Shaving a hefty 75 minutes off Tarkovsky's original (and ponderous) 1972 sci-fi classic, director/writer/cinematographer/editor Steven Soderbergh delivers a tight, punchy fable about a crippled space station, a glowing planet, a terrified crew, a lonely psychiatrist (Clooney) and the memories of loss that bind them together. The moods here are both melancholic and thought provoking, while Soderbergh regular Cliff Martinez's lightly tintinnabulating score is utterly beguiling.
Though it didn't burn up the box office during its theatrical release, Danny Boyle's jittery zombie flick is actually a far more satisfying small-screen experience. Gone is the distracting texture of large-scale digital video, and gone too is the weight of expectation (will it be better than The Beach?). Instead, the movie simply plays as it is—a brashly original post-apocalyptic B-movie.
The first screen outing for a post-collegiate comedy team calling themselves Broken Lizard, Super Troopers is a spoof knockabout farce concerning clownish highway patrolmen in small-town Vermont. With Brian Cox as the indulgent police chief presiding over the goofy jokes and motorist-baffling stunts, writer-director-star Jay Chandrasekhar's feature debut is slight but sporadically hilarious.
Underrated comedy-drama from Chuck & Buckteam. Jennifer Aniston's fine as a frustrated store-worker who cheats on pothead John C Reilly with Jake Gyllenhaal, in another Holden Caulfield-type role. The feel reminds you of James Mangold before he went shit.
Riding the ever-popular straight-man-gay-world comedy wave (see Happy, Texas, Three To Tango, In And Out), debut writers, actors and co-producers Jennifer Westfeldt and Heather Juergensen add a distaff twist with their tale of a bi-curious gallery manager and her impulsive fling with a neurotic Jewish copy editor. The lines are witty, the nods to Annie Hall ubiquitous, though the resolution is strangely conservative.
Since The Last Seduction, John Dahl hasn't quite delivered the skilful thrills we hoped for. This pacy revamp of Duel and Breakdown is a lunge in the right direction, though.

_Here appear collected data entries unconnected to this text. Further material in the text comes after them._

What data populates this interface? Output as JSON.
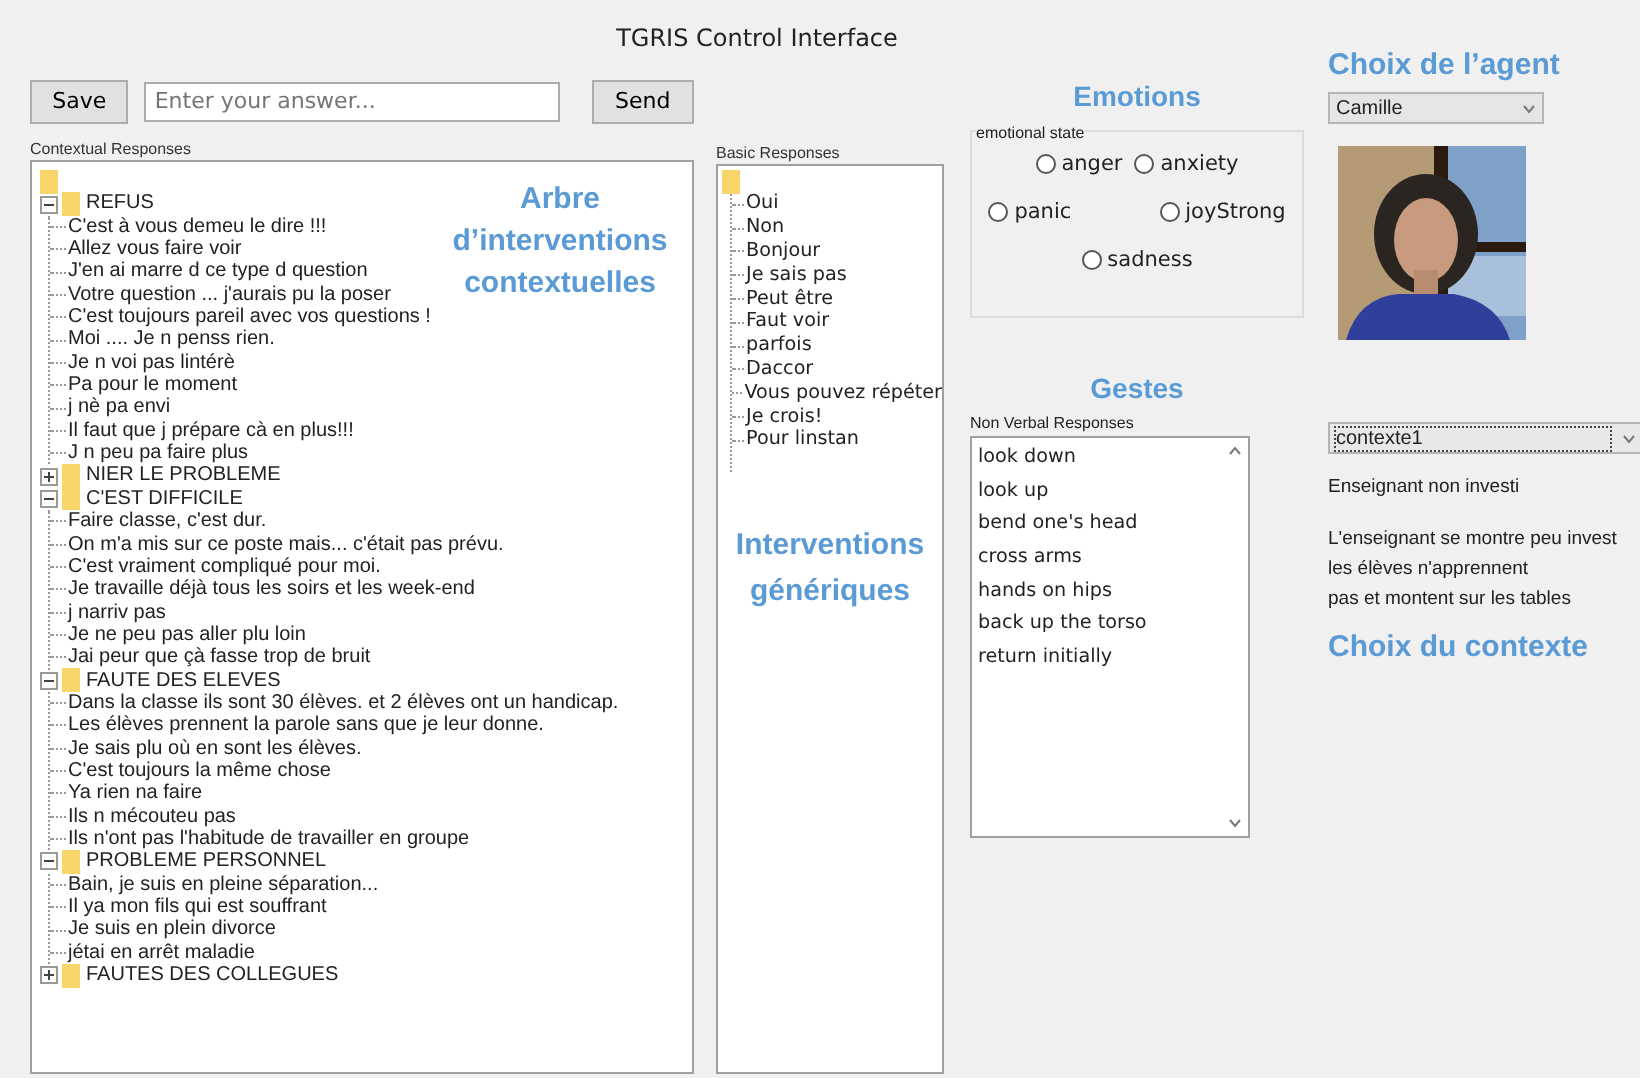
{
  "window": {
    "title": "TGRIS Control Interface"
  },
  "toolbar": {
    "save_button": "Save",
    "answer_field": {
      "placeholder": "Enter your answer..."
    },
    "send_button": "Send"
  },
  "contextual_responses": {
    "label": "Contextual Responses",
    "annotation": "Arbre d’interventions contextuelles",
    "categories": [
      {
        "label": "REFUS",
        "expanded": true,
        "children": [
          "C'est à vous demeu le dire !!!",
          "Allez vous faire voir",
          "J'en ai marre d ce type d question",
          "Votre question ... j'aurais pu la poser",
          "C'est toujours pareil avec vos questions !",
          "Moi .... Je n penss rien.",
          "Je n voi pas lintérè",
          "Pa pour le moment",
          "j nè pa envi",
          "Il faut que j prépare cà en plus!!!",
          "J n peu pa faire plus"
        ]
      },
      {
        "label": "NIER LE PROBLEME",
        "expanded": false
      },
      {
        "label": "C'EST DIFFICILE",
        "expanded": true,
        "children": [
          "Faire classe, c'est dur.",
          "On m'a mis sur ce poste mais... c'était pas prévu.",
          "C'est vraiment compliqué pour moi.",
          "Je travaille déjà tous les soirs et les week-end",
          "j narriv pas",
          "Je ne peu pas aller plu loin",
          "Jai peur que çà fasse trop de bruit"
        ]
      },
      {
        "label": "FAUTE DES ELEVES",
        "expanded": true,
        "children": [
          "Dans la classe ils sont 30 élèves. et 2 élèves ont un handicap.",
          "Les élèves prennent la parole sans que je leur donne.",
          "Je sais plu où en sont les élèves.",
          "C'est toujours la même chose",
          "Ya rien na faire",
          "Ils n mécouteu pas",
          "Ils n'ont pas l'habitude de travailler en groupe"
        ]
      },
      {
        "label": "PROBLEME PERSONNEL",
        "expanded": true,
        "children": [
          "Bain, je suis en pleine séparation...",
          "Il ya mon fils qui est souffrant",
          "Je suis en plein divorce",
          "jétai en arrêt maladie"
        ]
      },
      {
        "label": "FAUTES DES COLLEGUES",
        "expanded": false
      }
    ]
  },
  "basic_responses": {
    "label": "Basic Responses",
    "annotation": "Interventions génériques",
    "items": [
      "Oui",
      "Non",
      "Bonjour",
      "Je sais pas",
      "Peut être",
      "Faut voir",
      "parfois",
      "Daccor",
      "Vous pouvez répéter",
      "Je crois!",
      "Pour linstan"
    ]
  },
  "emotions": {
    "title": "Emotions",
    "group_label": "emotional state",
    "rows": [
      [
        {
          "label": "anger",
          "selected": false
        },
        {
          "label": "anxiety",
          "selected": false
        }
      ],
      [
        {
          "label": "panic",
          "selected": false
        },
        {
          "label": "joyStrong",
          "selected": false
        }
      ],
      [
        {
          "label": "sadness",
          "selected": false
        }
      ]
    ]
  },
  "gestures": {
    "title": "Gestes",
    "label": "Non Verbal Responses",
    "items": [
      "look down",
      "look up",
      "bend one's head",
      "cross arms",
      "hands on hips",
      "back up the torso",
      "return initially"
    ]
  },
  "agent": {
    "title": "Choix de l’agent",
    "selected_agent": "Camille"
  },
  "context": {
    "selected_context": "contexte1",
    "name": "Enseignant non investi",
    "description_lines": [
      "L'enseignant se montre peu invest",
      "les élèves n'apprennent",
      "pas et montent sur les tables"
    ],
    "title": "Choix du contexte"
  }
}
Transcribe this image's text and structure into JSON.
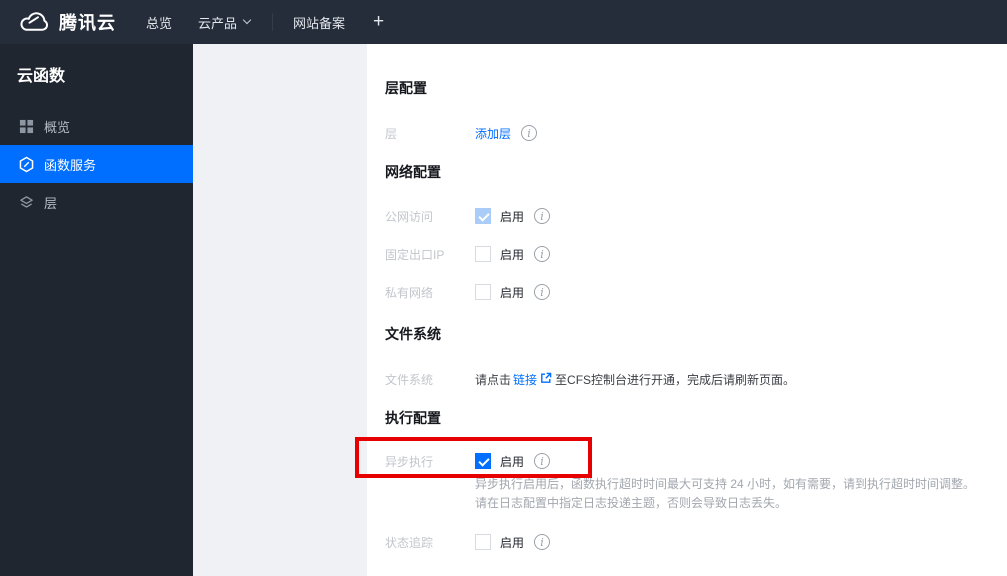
{
  "topbar": {
    "brand": "腾讯云",
    "nav": {
      "overview": "总览",
      "cloud_products": "云产品",
      "icp_filing": "网站备案",
      "plus": "+"
    }
  },
  "sidebar": {
    "title": "云函数",
    "items": [
      {
        "label": "概览",
        "icon": "grid-icon",
        "active": false
      },
      {
        "label": "函数服务",
        "icon": "function-hexagon-icon",
        "active": true
      },
      {
        "label": "层",
        "icon": "layers-icon",
        "active": false
      }
    ]
  },
  "content": {
    "section_layer": {
      "title": "层配置",
      "row": {
        "label": "层",
        "link_label": "添加层"
      }
    },
    "section_network": {
      "title": "网络配置",
      "rows": [
        {
          "label": "公网访问",
          "enable_label": "启用",
          "checked": true,
          "disabled": true
        },
        {
          "label": "固定出口IP",
          "enable_label": "启用",
          "checked": false,
          "disabled": false
        },
        {
          "label": "私有网络",
          "enable_label": "启用",
          "checked": false,
          "disabled": false
        }
      ]
    },
    "section_filesystem": {
      "title": "文件系统",
      "row": {
        "label": "文件系统",
        "text_before": "请点击",
        "link_label": "链接",
        "text_after": "至CFS控制台进行开通，完成后请刷新页面。"
      }
    },
    "section_execution": {
      "title": "执行配置",
      "row_async": {
        "label": "异步执行",
        "enable_label": "启用",
        "checked": true
      },
      "description_line1": "异步执行启用后，函数执行超时时间最大可支持 24 小时，如有需要，请到执行超时时间调整。",
      "description_line2": "请在日志配置中指定日志投递主题，否则会导致日志丢失。",
      "row_trace": {
        "label": "状态追踪",
        "enable_label": "启用",
        "checked": false
      }
    }
  },
  "annotation": {
    "type": "red-highlight-box",
    "target": "async-execution-row",
    "color": "#e60000"
  },
  "colors": {
    "accent": "#006eff",
    "topbar_bg": "#252d3b",
    "sidebar_bg": "#20262f",
    "active_item_bg": "#006eff",
    "page_gutter_bg": "#eff1f5",
    "checked_disabled_checkbox": "#a9cdf8",
    "annotation_red": "#e60000"
  }
}
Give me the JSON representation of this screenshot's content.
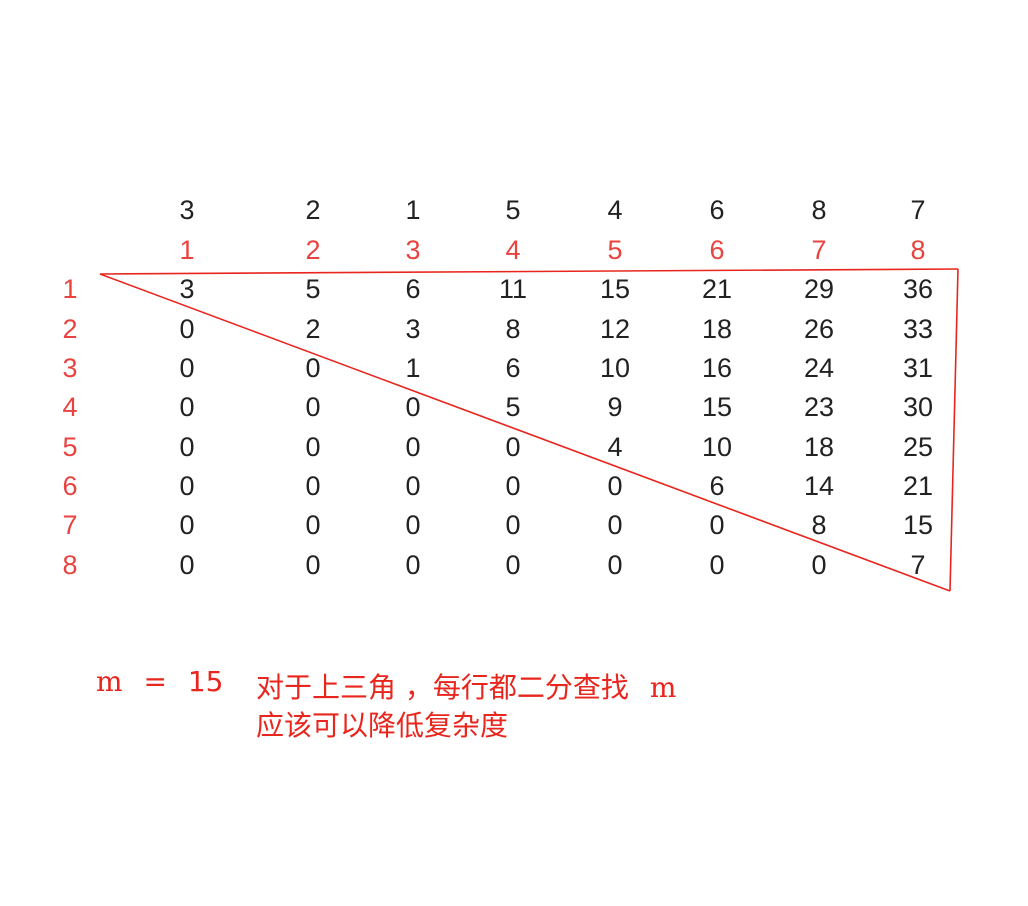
{
  "colors": {
    "index": "#e8433f",
    "values": "#222222",
    "lines": "#e8261e",
    "note": "#e8261e"
  },
  "top_values": [
    "3",
    "2",
    "1",
    "5",
    "4",
    "6",
    "8",
    "7"
  ],
  "col_indices": [
    "1",
    "2",
    "3",
    "4",
    "5",
    "6",
    "7",
    "8"
  ],
  "row_indices": [
    "1",
    "2",
    "3",
    "4",
    "5",
    "6",
    "7",
    "8"
  ],
  "matrix": [
    [
      "3",
      "5",
      "6",
      "11",
      "15",
      "21",
      "29",
      "36"
    ],
    [
      "0",
      "2",
      "3",
      "8",
      "12",
      "18",
      "26",
      "33"
    ],
    [
      "0",
      "0",
      "1",
      "6",
      "10",
      "16",
      "24",
      "31"
    ],
    [
      "0",
      "0",
      "0",
      "5",
      "9",
      "15",
      "23",
      "30"
    ],
    [
      "0",
      "0",
      "0",
      "0",
      "4",
      "10",
      "18",
      "25"
    ],
    [
      "0",
      "0",
      "0",
      "0",
      "0",
      "6",
      "14",
      "21"
    ],
    [
      "0",
      "0",
      "0",
      "0",
      "0",
      "0",
      "8",
      "15"
    ],
    [
      "0",
      "0",
      "0",
      "0",
      "0",
      "0",
      "0",
      "7"
    ]
  ],
  "note": {
    "m_label": "m",
    "m_equals": "=",
    "m_value": "15",
    "line1_text": "对于上三角 ，每行都二分查找",
    "line1_m": "m",
    "line2": "应该可以降低复杂度"
  }
}
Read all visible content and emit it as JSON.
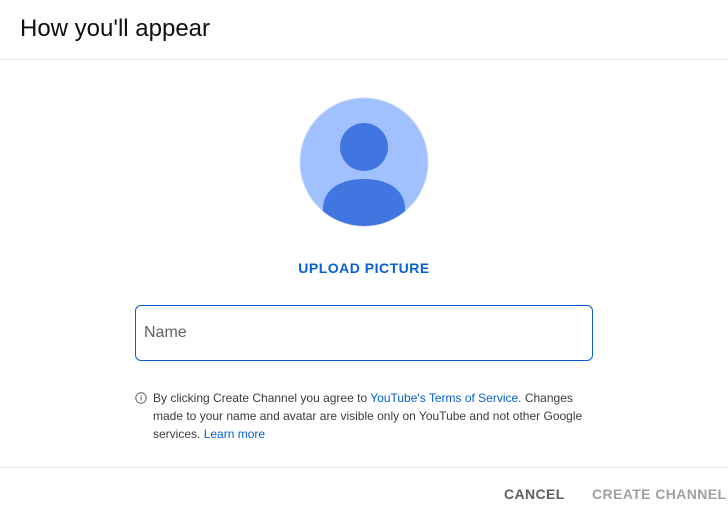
{
  "dialog": {
    "title": "How you'll appear"
  },
  "avatar": {
    "icon": "default-avatar-icon",
    "bg_color": "#a0c0ff",
    "figure_color": "#4175e0"
  },
  "upload": {
    "label": "UPLOAD PICTURE"
  },
  "name_field": {
    "value": "",
    "placeholder": "Name"
  },
  "notice": {
    "icon": "info-icon",
    "text_before": "By clicking Create Channel you agree to ",
    "tos_link": "YouTube's Terms of Service",
    "text_after": ". Changes made to your name and avatar are visible only on YouTube and not other Google services. ",
    "learn_more": "Learn more"
  },
  "footer": {
    "cancel_label": "CANCEL",
    "create_label": "CREATE CHANNEL"
  },
  "colors": {
    "accent": "#065fd4",
    "disabled": "#a0a0a0"
  }
}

Paul Walker, Steve Zahn and Leelee Sobieski star as brash young things who turn yellow when a trucker they've taunted chases them cross-country, vengeance in mind. Fast and furious.
Brazenly preposterous Manhattan thriller follows clinical psychologist Michael Douglas as he tries desperately to extract the location of a stolen jewel from the mind of trauma patient Brittany Murphy to satisfy the demands of crazed kidnapper Sean Bean. Eminently ludicrous stuff, but wonderfully anchored by Douglas' trademark beleaguered male schtick.